Could Gen Alpha change consumer patterns for good?

“They are not just digital natives but also sustainability natives. They don’t have a romantic vision of sustainability but rather a data-driven one. They are seeking figures and precise information,” said Marco Taisch, professor of digital manufacturing at PoliMi, the Politecnico di Milano University.

A Level Playing Field? Not Yet

Observers agreed that lawmakers in Europe have been slow in implementing the EU Strategy for Sustainable and Circular Textiles first introduced in 2022. The strategy covers eco-design principles, logistics, the Digital Product Passport and the extended producer responsibility, or EPR — a framework that sets accountability terms on fabric-makers for textile waste — among other pressing issues.

Although Italy — and to a certain extent Europe — have managed to anticipate legislation on many topics, building virtuous value chains, it’s now a matter of defining precise standards and a common ground for the industry to abide by, without getting caught in a bureaucracy-heavy chokehold.

“There was probably too much regulation. Too much and too fast. We want to reduce bureaucracy, which means less regulations, but better regulations,” said Dirk Vantyghem, director general at the European Apparel and Textile Confederation, or Euratex.

Legislators are seemingly lagging behind in defining a level playing field that would impose regulations on imported goods, too, perpetuating — if not exacerbating — the already existent crisis of multilateral trade relationships.

“The transition should not be viewed only from an environmental perspective, but also as an industrial and trade [evolution],” said Barbara Cimmino, the Euratex vice president.

“If we leave some countries outside the global value chain, those countries will never make the transitional quantum leap geared at enhancing global life standards,” Cimmino offered.

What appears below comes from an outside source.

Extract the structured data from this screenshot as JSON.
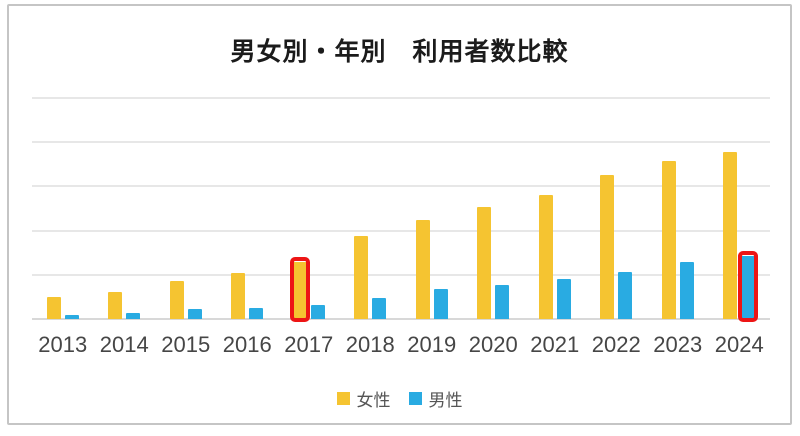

Textile waste a major polluter in Southeast Asian countries like Bangladesh
Textile waste.

“There has been an explosion of rules coming from brands… which then are shouldered by the value chain, which is forced to bureaucratize its operations creating inefficiency. And inefficiency generates economic unsustainability. Standardization is a critical condition to ensure business continuity,” echoed Andrea Crespi, vice president of SMI with oversight on the association’s sustainability strategies.

“Businesses have acted quicker and could influence legislations,” said Matteo Magnani, senior policy analyst at the Ellen MacArthur Foundation. “First movers don’t have to be disincentivized to be first movers. The playing field needs to be leveled so that brand and retailers abide by the same rules across countries,” he said.